I picked up my new Browning 1911-380 today. Haven't shot it yet but in checking it out, using a trigger scale to check the trigger, I experienced some problems with the grip safety. It appears that the "memory bump" on the grip safety does not project enough to disengage the hammer stop and allow me to shoot the gun - using the grip I have used for so many years, it is habit.

Two questions - has anybody else experienced this?

How did you "fix" it?

Thanks,
John


----------



## win231 (Aug 5, 2015)

I experienced similar difficulty disengaging the grip safety on a S&W 1911 but for a different reason. The problem was the firing pin safety was tied to the grip safety & the design of the two springs was so poorly thought out, it took so much effort, the web of the hand wouldn't disengage it unless I squeezed abnormally, which prevented decent shooting.

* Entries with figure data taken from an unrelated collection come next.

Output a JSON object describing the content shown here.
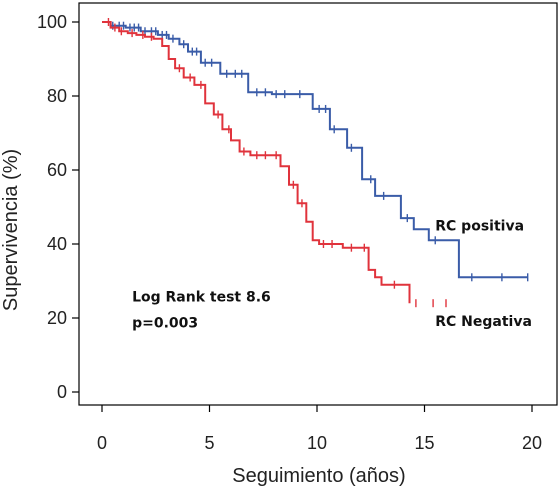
{
  "chart_data": {
    "type": "line",
    "title": "",
    "xlabel": "Seguimiento (años)",
    "ylabel": "Supervivencia (%)",
    "xlim": [
      0,
      20
    ],
    "ylim": [
      0,
      100
    ],
    "xticks": [
      0,
      5,
      10,
      15,
      20
    ],
    "yticks": [
      0,
      20,
      40,
      60,
      80,
      100
    ],
    "xtick_labels": [
      "0",
      "5",
      "10",
      "15",
      "20"
    ],
    "ytick_labels": [
      "0",
      "20",
      "40",
      "60",
      "80",
      "100"
    ],
    "grid": false,
    "legend": "none",
    "series": [
      {
        "name": "RC positiva",
        "color": "#3a5ca8",
        "step": true,
        "x": [
          0,
          0.4,
          1.1,
          1.8,
          2.6,
          3.1,
          3.6,
          4.0,
          4.6,
          5.5,
          6.8,
          7.9,
          9.8,
          10.6,
          11.4,
          12.1,
          12.7,
          13.9,
          14.5,
          15.2,
          16.6,
          19.8
        ],
        "y": [
          100,
          99,
          98.5,
          97.5,
          96.5,
          95.5,
          94,
          92,
          89,
          86,
          81,
          80.5,
          76.5,
          71,
          66,
          57.5,
          53,
          47,
          44,
          41,
          31,
          31
        ],
        "censor_x": [
          0.5,
          0.8,
          1.0,
          1.3,
          1.5,
          1.7,
          2.0,
          2.3,
          2.5,
          2.8,
          3.0,
          3.3,
          3.8,
          4.2,
          4.4,
          4.8,
          5.1,
          5.8,
          6.2,
          6.5,
          7.2,
          7.6,
          8.1,
          8.5,
          9.2,
          10.1,
          10.4,
          10.8,
          11.6,
          12.5,
          13.1,
          14.2,
          15.5,
          17.2,
          18.6,
          19.8
        ]
      },
      {
        "name": "RC Negativa",
        "color": "#e0333c",
        "step": true,
        "x": [
          0,
          0.4,
          0.8,
          1.2,
          1.6,
          2.0,
          2.4,
          2.8,
          3.1,
          3.4,
          3.8,
          4.3,
          4.8,
          5.2,
          5.6,
          6.0,
          6.4,
          6.9,
          8.3,
          8.7,
          9.1,
          9.5,
          9.8,
          10.1,
          10.5,
          11.2,
          12.4,
          12.7,
          13.0,
          13.4,
          14.3
        ],
        "y": [
          100,
          98.5,
          97.5,
          97,
          96.5,
          96,
          95.5,
          93.5,
          90,
          87.5,
          85,
          83,
          78,
          75,
          71,
          68,
          65,
          64,
          61,
          56,
          51,
          46,
          41,
          40,
          40,
          39,
          33,
          31,
          29,
          29,
          24
        ],
        "censor_x": [
          0.3,
          0.6,
          0.9,
          1.4,
          1.9,
          2.3,
          3.6,
          4.1,
          4.6,
          5.4,
          5.9,
          6.6,
          7.2,
          7.6,
          8.1,
          8.9,
          9.3,
          10.3,
          10.7,
          11.6,
          12.2,
          13.6,
          14.6,
          15.4,
          16.0
        ]
      }
    ],
    "annotations": [
      {
        "text": "Log Rank test 8.6",
        "x": 1.4,
        "y": 24.5
      },
      {
        "text": "p=0.003",
        "x": 1.4,
        "y": 17.5
      },
      {
        "text": "RC positiva",
        "x": 15.5,
        "y": 43.7
      },
      {
        "text": "RC Negativa",
        "x": 15.5,
        "y": 17.9
      }
    ]
  }
}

I quickly got rid of the gun & replaced it with a Wilson CQB. Regardless of how I gripped the gun--thumb up, thumb down, thumb resting on the slide safety, light grip, the gun always fired, but NEVER fired without touching the grip safety.


----------



## Steve M1911A1 (Feb 6, 2008)

All of my own 1911s have been modified to eliminate their grip safeties.
In the case of my two full-size competition pistols, they have been pinned, um, temporarily in their "off" position.
In my concealed-carry shortie, this conversion never had a grip safety in the first place. Its grip was too short to allow one to be functional.

The easiest way to disable a 1911-style grip safety is to detail-strip the pistol, hacksaw-cut the trigger-bar-stopping prong off of the safety, and then reassemble the gun. Without its trigger-stopping prong, the grip safety will move as it's supposed to, but it will have no effect.

The most workmanlike way to do the job is to install a short pin that sticks upward from the top of the mainspring (hammer-spring) housing, and to file a small groove into the very bottom of the grip safety that will catch the pin and thus keep the grip safety in its "off" position. At any time, the modification can be reversed merely by removing the pin.


----------



## Citroen (Dec 20, 2017)

Thanks, Steve - after 200 rounds at the range, and slightly modifying my grip and trigger finger placement, the gun ran flawlessly and the grip safety did not present any issues. Thanks for the suggestions and the how to do it.
Happy New Year
John


----------